For employees who take part in the program, the county will provide a base monetary incentive of $10,000 and for each additional full year of service beyond 10 years, the employee will be paid an additional $500 up to a total maximum benefit of $22,500, recognizing up to a maximum of 35 years of regular service, according to the resolution approved by the county board.
The monetary incentive dollars will be placed in a post-employment health care savings plan administered by the Minnesota State Retirement System on or about March 15, 2013.
Qualifying, regular part-time employees will also be eligible for the voluntary separation program on a pro-rated basis proportionate to their official full-time equivalency (FTE).
In addition, the resolution states that qualifying county board at-will appointees will be considered on a case-by-case basis should they request to be part of the program.
Regular county employees covered by collective bargaining units are specifically excluded from the incentive benefit created by the county board action because their benefit and pay matters are governed by collective bargaining agreements.
Temporary employees are also excluded from the benefit provision of the county board action.
According to the resolution, this program is part of “cost saving measures to assist with managing the county’s budget.”
When the county launched its first voluntary separation program in 2011, 97 employees took advantage of it, said County Administrator Jerry Soma.
The savings are estimated at $1.5 million through 2012, he said.
That’s because several of the people that retired were at the top of their salary range and their replacements started at a lower pay grade, according to Soma.
“In some cases, we did not fill the positions,” he said.

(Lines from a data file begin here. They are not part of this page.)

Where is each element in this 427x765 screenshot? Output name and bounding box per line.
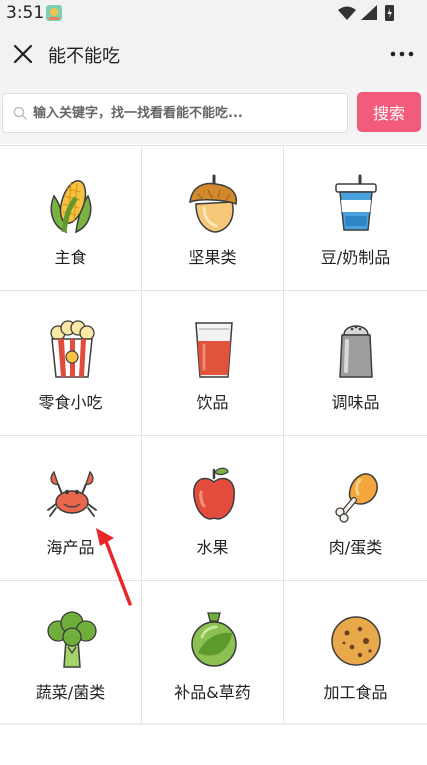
drink-glass-icon <box>195 322 233 378</box>
category-label: 主食 <box>54 248 87 267</box>
category-label: 饮品 <box>196 393 229 412</box>
search-input[interactable] <box>33 94 343 132</box>
category-drinks[interactable]: 饮品 <box>142 291 284 436</box>
category-dairy[interactable]: 豆/奶制品 <box>284 146 427 291</box>
category-label: 补品&草药 <box>174 683 251 702</box>
category-label: 坚果类 <box>188 248 237 267</box>
crab-icon <box>47 470 97 517</box>
category-label: 海产品 <box>46 538 95 557</box>
category-meat-eggs[interactable]: 肉/蛋类 <box>284 436 427 581</box>
system-status-icons <box>338 5 394 21</box>
category-grid: 主食 坚果类 豆/奶制品 零食小吃 饮品 调味品 海产品 水果 肉/蛋类 蔬菜/… <box>0 145 427 726</box>
app-notification-icon <box>46 5 62 21</box>
popcorn-icon <box>50 320 95 378</box>
category-label: 零食小吃 <box>38 393 103 412</box>
category-fruit[interactable]: 水果 <box>142 436 284 581</box>
search-box[interactable] <box>2 93 348 133</box>
status-time: 3:51 <box>6 3 45 23</box>
yogurt-cup-icon <box>335 174 377 231</box>
category-staple-food[interactable]: 主食 <box>0 146 142 291</box>
status-bar: 3:51 <box>0 0 427 26</box>
cookie-icon <box>331 616 381 666</box>
drumstick-icon <box>335 473 378 523</box>
search-button[interactable]: 搜索 <box>357 92 421 132</box>
category-condiments[interactable]: 调味品 <box>284 291 427 436</box>
close-icon[interactable] <box>10 41 36 67</box>
wifi-icon <box>338 6 356 20</box>
herb-ball-icon <box>191 612 237 667</box>
category-label: 蔬菜/菌类 <box>35 683 106 702</box>
category-seafood[interactable]: 海产品 <box>0 436 142 581</box>
bottom-blank-area <box>0 723 427 765</box>
signal-icon <box>361 5 377 20</box>
search-icon <box>13 106 27 120</box>
search-bar: 搜索 <box>0 82 427 144</box>
category-vegetables-fungi[interactable]: 蔬菜/菌类 <box>0 581 142 726</box>
category-processed-food[interactable]: 加工食品 <box>284 581 427 726</box>
salt-shaker-icon <box>339 325 373 378</box>
broccoli-icon <box>47 611 97 668</box>
category-label: 豆/奶制品 <box>320 248 391 267</box>
category-label: 水果 <box>196 538 229 557</box>
category-nuts[interactable]: 坚果类 <box>142 146 284 291</box>
apple-icon <box>193 467 235 520</box>
category-label: 加工食品 <box>323 683 388 702</box>
category-supplements-herbs[interactable]: 补品&草药 <box>142 581 284 726</box>
category-label: 调味品 <box>331 393 380 412</box>
more-options-icon[interactable] <box>389 43 415 65</box>
corn-icon <box>50 180 92 234</box>
title-bar: 能不能吃 <box>0 26 427 82</box>
acorn-icon <box>189 174 238 233</box>
category-label: 肉/蛋类 <box>328 538 383 557</box>
page-title: 能不能吃 <box>48 46 120 67</box>
category-snacks[interactable]: 零食小吃 <box>0 291 142 436</box>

The only change to the new program is some language alterations that were recommended by the state as part of the PERA provisions, Soma said.
In light of the numbers that took part in the voluntary separation program last year, he said it is difficult to judge how many employees will elect to be involved this time and how much money will be saved.
The county board’s Benefit and Compensation Committee comprises County Commissioner Robyn West, who is the chairperson, Anoka County Board Chairperson Rhonda Sivarajah and County Commissioner Andy Westerberg, who is the board’s responsible commissioner for insurance/retirement.